First — the decision. Then the structure and roles.
Structure is not a template. It’s a derivative of the problem you’re solving, the ambition behind it, and the specific way you choose to approach it.

Sergei Andriiashkin
Founder and Strategy Partner
People
/
Sep 27, 2025
Over the past six months, several colleagues and clients have come to me with the same question: how do you build a marketing team that actually works? What roles should it include? Who is responsible for what — and where is the boundary between marketing, product, and content? Recently, we were discussing whether SMM could sit outside of marketing and be part of product — if its primary goal isn’t lead generation, but building trust and explaining the methodology and specifics of the product.

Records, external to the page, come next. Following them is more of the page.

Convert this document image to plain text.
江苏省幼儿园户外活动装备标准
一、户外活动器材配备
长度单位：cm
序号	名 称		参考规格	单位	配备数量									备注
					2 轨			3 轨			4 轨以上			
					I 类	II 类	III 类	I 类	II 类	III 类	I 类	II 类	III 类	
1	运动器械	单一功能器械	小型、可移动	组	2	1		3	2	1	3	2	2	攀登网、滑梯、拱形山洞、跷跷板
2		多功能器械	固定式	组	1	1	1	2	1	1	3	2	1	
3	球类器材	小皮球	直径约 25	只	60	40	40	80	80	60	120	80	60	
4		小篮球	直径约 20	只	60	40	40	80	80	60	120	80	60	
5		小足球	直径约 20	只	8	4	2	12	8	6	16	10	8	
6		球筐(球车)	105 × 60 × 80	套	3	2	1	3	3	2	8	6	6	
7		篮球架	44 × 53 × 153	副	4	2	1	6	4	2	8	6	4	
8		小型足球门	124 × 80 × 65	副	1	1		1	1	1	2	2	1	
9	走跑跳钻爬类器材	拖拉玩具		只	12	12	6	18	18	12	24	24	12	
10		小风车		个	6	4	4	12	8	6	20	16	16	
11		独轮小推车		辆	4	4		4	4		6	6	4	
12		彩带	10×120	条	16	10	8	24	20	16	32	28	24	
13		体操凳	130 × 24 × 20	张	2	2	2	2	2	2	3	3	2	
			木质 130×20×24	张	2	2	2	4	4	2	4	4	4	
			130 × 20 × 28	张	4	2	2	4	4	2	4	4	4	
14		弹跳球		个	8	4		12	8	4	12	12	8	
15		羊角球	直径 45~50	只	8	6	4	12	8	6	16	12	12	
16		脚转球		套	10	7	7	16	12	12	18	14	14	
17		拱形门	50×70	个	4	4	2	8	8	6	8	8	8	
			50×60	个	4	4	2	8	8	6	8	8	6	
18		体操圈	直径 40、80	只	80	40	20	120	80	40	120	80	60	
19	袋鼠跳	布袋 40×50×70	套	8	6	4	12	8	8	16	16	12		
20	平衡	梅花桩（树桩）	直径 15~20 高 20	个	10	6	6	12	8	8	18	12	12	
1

And yes, this is no longer just about the structure of marketing — it’s about a general approach to organizational design that applies across all functions.
I’ve built teams in agencies, corporations, my own ventures, and as a consultant — in Russia, Kazakhstan, and the UAE. In my time as CMO at fast-growing companies, designing org structures and building teams used to take up around 30% of my time. And here’s what I’ve learned from experience:
Structure is not a template. It’s a derivative of the problem you’re solving, the ambition behind it, and the specific way you choose to approach it. Even within the same industry, the team configuration can look different — because the client is different, the strategy is different, the stage of growth is different.
That’s why, when someone asks me about building a team, I don’t start with a “proper structure.” I start with questions: what problem are we solving? What’s the strategy? Who is the client, how do they make decisions, how do they interact with the product? Where is value created? What other functions do we need to work with — and why? Only then do we move on to assembling the building blocks and defining the relationships. And today, that configuration includes AI agents and services too.
That’s exactly the approach we use at Vinden.one — to build teams that work, not just look good on paper.